Summary of this article
Digital Personal Data Protection Rules, 2025 (DPDP) has been revealed.
These regulations will roll out in phases over the next 12 to 18 months.
The primary objective to enable individuals to exercise greater authority over how personal data is used.
The government has revealed the much-awaited Digital Personal Data Protection Rules, 2025 (DPDP). This marks a major step in strengthening citizens' rights over their personal information in the digital space. These regulations will roll out in phases over the next 12 to 18 months. This duration is fixed to make sure there is adequate time for smooth implementation and execution across all sectors. Some of the provisions will come into effect immediately, and the rest of the complex ones will be enforced during the implementation window.
This new framework comes with the primary objective to enable individuals to exercise greater authority over how personal data is used. This would also ensure the detection of misuse of any data, and safeguard their privacy across all platforms. These sets of rules and regulations are expected to significantly reduce spam calls, unnecessary communication, and unauthorised access to personal details. This includes implementing a stricter set of obligations for entities responsible for handling such information.

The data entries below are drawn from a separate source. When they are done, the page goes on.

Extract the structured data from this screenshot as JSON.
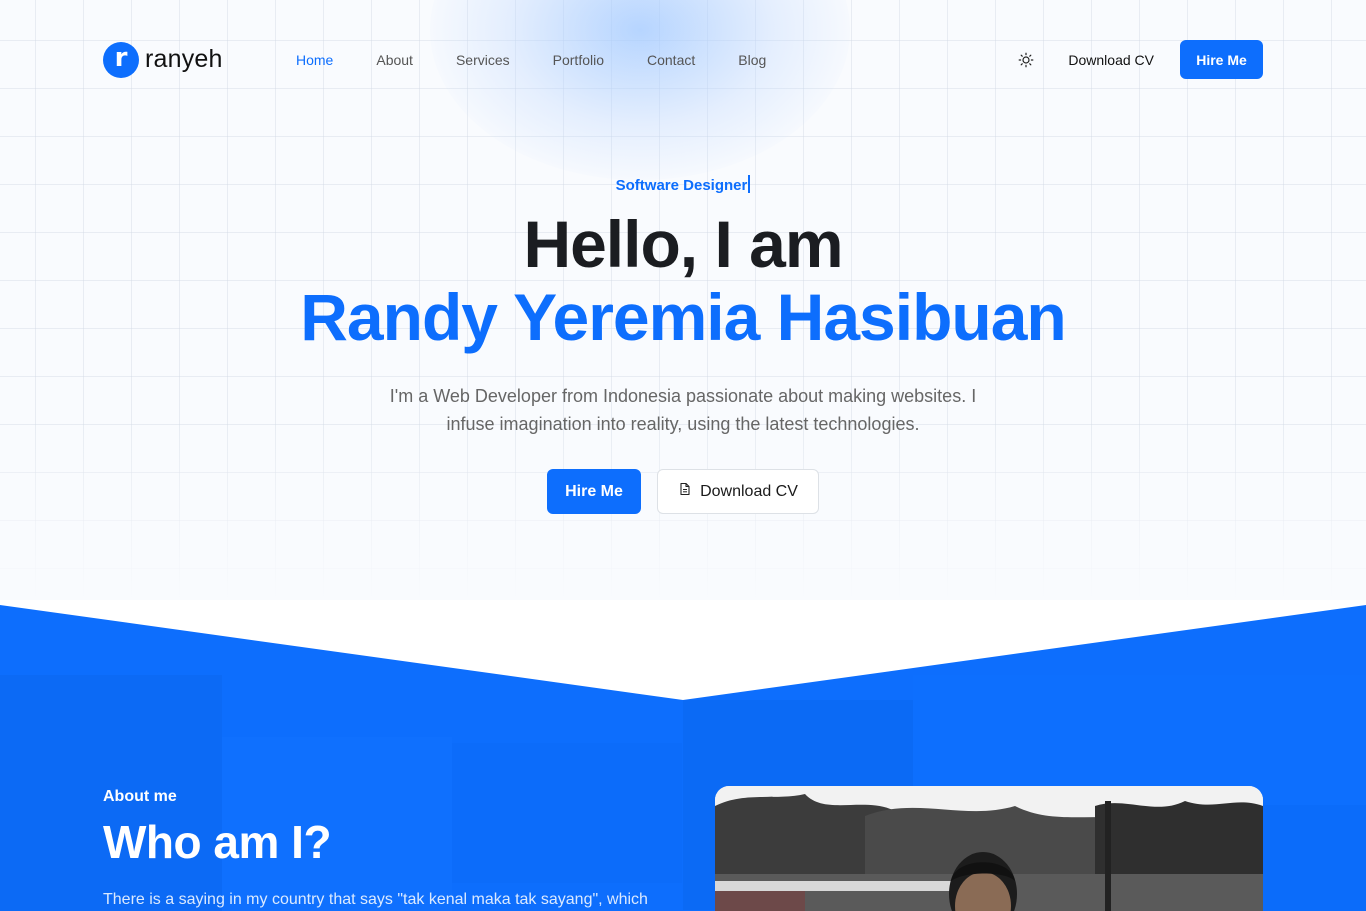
{
  "header": {
    "logo_letter": "r",
    "logo_text": "ranyeh",
    "nav": [
      {
        "label": "Home",
        "active": true
      },
      {
        "label": "About",
        "active": false
      },
      {
        "label": "Services",
        "active": false
      },
      {
        "label": "Portfolio",
        "active": false
      },
      {
        "label": "Contact",
        "active": false
      },
      {
        "label": "Blog",
        "active": false
      }
    ],
    "theme_toggle_icon": "sun-icon",
    "download_cv_label": "Download CV",
    "hire_me_label": "Hire Me"
  },
  "hero": {
    "role": "Software Designer",
    "greeting": "Hello, I am",
    "name": "Randy Yeremia Hasibuan",
    "description": "I'm a Web Developer from Indonesia passionate about making websites. I infuse imagination into reality, using the latest technologies.",
    "hire_me_label": "Hire Me",
    "download_cv_label": "Download CV",
    "download_cv_icon": "document-icon"
  },
  "about": {
    "label": "About me",
    "title": "Who am I?",
    "text": "There is a saying in my country that says \"tak kenal maka tak sayang\", which",
    "photo_alt": "portrait-photo"
  },
  "colors": {
    "accent": "#0d6efd",
    "text_dark": "#1b1d21",
    "text_muted": "#666666"
  }
}
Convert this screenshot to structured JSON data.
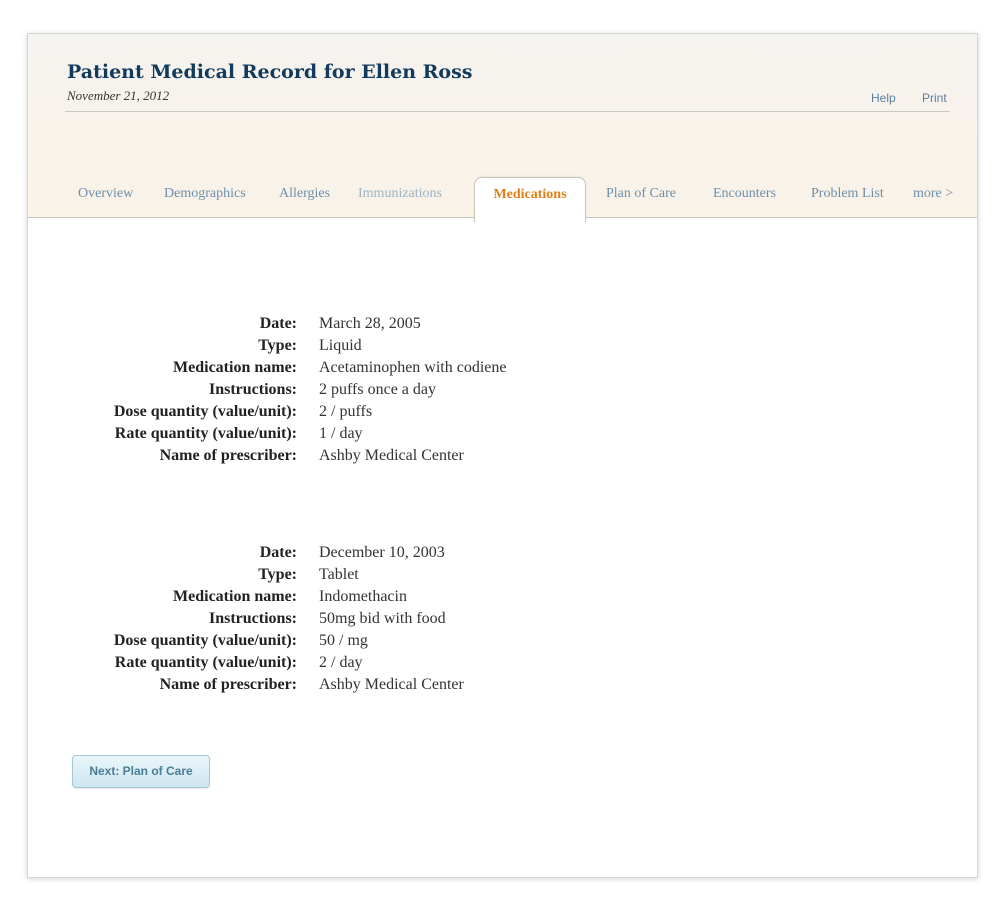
{
  "header": {
    "title": "Patient Medical Record for Ellen Ross",
    "date": "November 21, 2012",
    "links": {
      "help": "Help",
      "print": "Print"
    }
  },
  "tabs": {
    "overview": "Overview",
    "demographics": "Demographics",
    "allergies": "Allergies",
    "immunizations": "Immunizations",
    "medications": "Medications",
    "plan_of_care": "Plan of Care",
    "encounters": "Encounters",
    "problem_list": "Problem List",
    "more": "more >"
  },
  "labels": {
    "date": "Date:",
    "type": "Type:",
    "medication_name": "Medication name:",
    "instructions": "Instructions:",
    "dose_quantity": "Dose quantity (value/unit):",
    "rate_quantity": "Rate quantity (value/unit):",
    "prescriber": "Name of prescriber:"
  },
  "medications": [
    {
      "date": "March 28, 2005",
      "type": "Liquid",
      "medication_name": "Acetaminophen with codiene",
      "instructions": "2 puffs once a day",
      "dose_quantity": "2 / puffs",
      "rate_quantity": "1 / day",
      "prescriber": "Ashby Medical Center"
    },
    {
      "date": "December 10, 2003",
      "type": "Tablet",
      "medication_name": "Indomethacin",
      "instructions": "50mg bid with food",
      "dose_quantity": "50 / mg",
      "rate_quantity": "2 / day",
      "prescriber": "Ashby Medical Center"
    }
  ],
  "next_button": "Next: Plan of Care",
  "colors": {
    "title": "#123a5c",
    "active_tab": "#e07f17",
    "tab": "#6e8fac",
    "button_text": "#4a7d96"
  }
}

These changes are being introduced under the powers granted by Section 40(1) and 40(2) of the Digital Personal Data Protection Act, 2023 (DPDP Act 2023), which will be called the Digital Personal Data Protection Rules, 2025.
As an important part of the implementation, a Data Protection Board will be established. This would ensure responsibility for investigating breaches of DPDP and imposing penalties based on the intensity and nature of the violation. The Act issues a penalty of Rs 250 per breach, though it offers relaxation for smaller businesses and startups so they are not burdened beyond their repayment capacities.
These regulations come nearly eight years after the Supreme Court's judgment, which affirmed the Right to Privacy as a Fundamental Right under the Constitution. The Right to Privacy comes with certain reasonable restrictions, while the DPDP empowers citizens to protect their digital identities. These rules are not just for the organisations, they also apply to the users; people are expected not to withhold critical details when applying for government documents and identifications, to avoid lodging false complaints, and to submit only the information that can be verified.
More importantly, these rules provide citizens and users with a mechanism to seek action and assistance if and when their personal data is leaked without consent. Authorities will now be able to trace the sources of such activities.